More than a year after American Honda Finance Corp. settled with regulators for potentially discriminatory auto lending, the settlement administrator is ready to begin sending eligibility forms to customers who may have been affected.
The forms are scheduled to go out within the next few days, according to a blog post on the Consumer Financial Protection Bureau web site, consumerfinance.gov.
In July 2015, American Honda Finance Corp., Honda’s captive finance arm, agreed to pay $25 million to settle CFPB and Justice Department discrimination claims.
The bulk of the settlement funds, $24 million, will be paid to customers who potentially were overcharged between Jan.1, 2011, and July 14, 2015. The remaining $1 million will be spent on consumer education programs.
As part of the settlement, the captive also agreed to cap dealer reserve -- the retail margin dealerships make for arranging an auto loan -- at 1 percentage point on loans longer than 60 months and 1.25 percentage points on loans of 60 months or fewer.
Borrowers will soon receive packets that identify the minimum amount of money they may be eligible for, but the actual payment amount may be higher, depending on the number of borrowers who participate in the settlement, Patrice Ficklin, fair lending director for the CFPB, said in a blog post on the CFPB’s website.
To receive a payment, customers must submit required forms by mail, email or online by Jan. 31, 2017.
If borrowers believe they are eligible but do not receive a participation packet by Oct. 17, they can fill out a claim eligibility form and submit it to the settlement administrator or call the settlement administrator at 855-891-9278.
The claim eligibility form says that the customer or at least one co-buyer must be African-American, Black, Hispanic, Latino, of Spanish origin, Asian, Native Hawaiian or other Pacific Islander.
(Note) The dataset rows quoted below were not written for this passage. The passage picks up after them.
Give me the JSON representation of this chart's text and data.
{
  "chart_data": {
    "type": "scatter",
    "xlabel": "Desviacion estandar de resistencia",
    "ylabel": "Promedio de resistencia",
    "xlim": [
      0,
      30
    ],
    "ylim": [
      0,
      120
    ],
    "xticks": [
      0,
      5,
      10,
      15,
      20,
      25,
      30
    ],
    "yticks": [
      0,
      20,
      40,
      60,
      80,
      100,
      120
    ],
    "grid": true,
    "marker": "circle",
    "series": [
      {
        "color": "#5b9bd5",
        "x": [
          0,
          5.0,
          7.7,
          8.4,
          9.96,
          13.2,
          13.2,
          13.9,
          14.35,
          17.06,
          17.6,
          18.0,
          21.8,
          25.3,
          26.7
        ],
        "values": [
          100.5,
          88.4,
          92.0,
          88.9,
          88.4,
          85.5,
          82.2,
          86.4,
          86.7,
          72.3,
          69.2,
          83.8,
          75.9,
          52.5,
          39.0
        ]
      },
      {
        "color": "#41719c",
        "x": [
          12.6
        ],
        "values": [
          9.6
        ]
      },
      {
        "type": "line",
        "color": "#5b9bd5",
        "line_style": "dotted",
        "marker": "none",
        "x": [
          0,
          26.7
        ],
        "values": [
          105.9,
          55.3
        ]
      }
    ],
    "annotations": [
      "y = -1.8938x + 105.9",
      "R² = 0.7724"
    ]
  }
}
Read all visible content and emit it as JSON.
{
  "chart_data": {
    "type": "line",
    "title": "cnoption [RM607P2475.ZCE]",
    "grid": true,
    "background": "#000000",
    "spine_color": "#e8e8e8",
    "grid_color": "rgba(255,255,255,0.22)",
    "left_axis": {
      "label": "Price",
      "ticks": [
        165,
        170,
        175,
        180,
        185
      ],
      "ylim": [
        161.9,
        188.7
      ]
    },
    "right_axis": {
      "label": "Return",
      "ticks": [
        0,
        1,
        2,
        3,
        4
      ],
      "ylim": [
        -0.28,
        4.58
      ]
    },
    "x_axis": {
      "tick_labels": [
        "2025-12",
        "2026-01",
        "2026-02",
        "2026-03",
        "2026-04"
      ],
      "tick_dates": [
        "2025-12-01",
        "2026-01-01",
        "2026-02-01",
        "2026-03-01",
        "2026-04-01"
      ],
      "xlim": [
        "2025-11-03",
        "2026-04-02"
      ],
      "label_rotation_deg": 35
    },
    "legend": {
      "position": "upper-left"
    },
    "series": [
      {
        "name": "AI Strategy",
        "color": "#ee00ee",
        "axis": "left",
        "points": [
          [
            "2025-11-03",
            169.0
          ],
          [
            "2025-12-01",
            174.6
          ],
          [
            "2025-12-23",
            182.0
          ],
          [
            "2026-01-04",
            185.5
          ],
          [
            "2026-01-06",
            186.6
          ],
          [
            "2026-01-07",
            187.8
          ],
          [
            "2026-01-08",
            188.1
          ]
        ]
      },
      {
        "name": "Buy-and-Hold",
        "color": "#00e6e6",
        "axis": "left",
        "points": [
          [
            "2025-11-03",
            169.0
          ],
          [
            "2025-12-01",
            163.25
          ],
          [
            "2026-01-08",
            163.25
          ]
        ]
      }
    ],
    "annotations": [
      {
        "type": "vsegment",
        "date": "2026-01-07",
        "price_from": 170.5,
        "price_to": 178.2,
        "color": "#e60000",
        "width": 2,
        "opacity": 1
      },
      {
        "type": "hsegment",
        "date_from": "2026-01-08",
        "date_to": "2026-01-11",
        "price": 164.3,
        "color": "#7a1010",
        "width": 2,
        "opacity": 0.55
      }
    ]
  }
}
The customer must have also purchased a vehicle financed by American Honda Finance between Jan. 1, 2011, and July 14, 2015.
The claim eligibility form is available online in English and Spanish.
The CFPB and Department of Justice announced a similar settlement with Ally Financial in 2013 and with Toyota Motor Credit Corp. this year. Ally’s settlement administrator began contacting potentially eligible customers in June 2015. The CFPB has not yet said when a settlement administrator will contact Toyota Financial Services borrowers who may have been affected.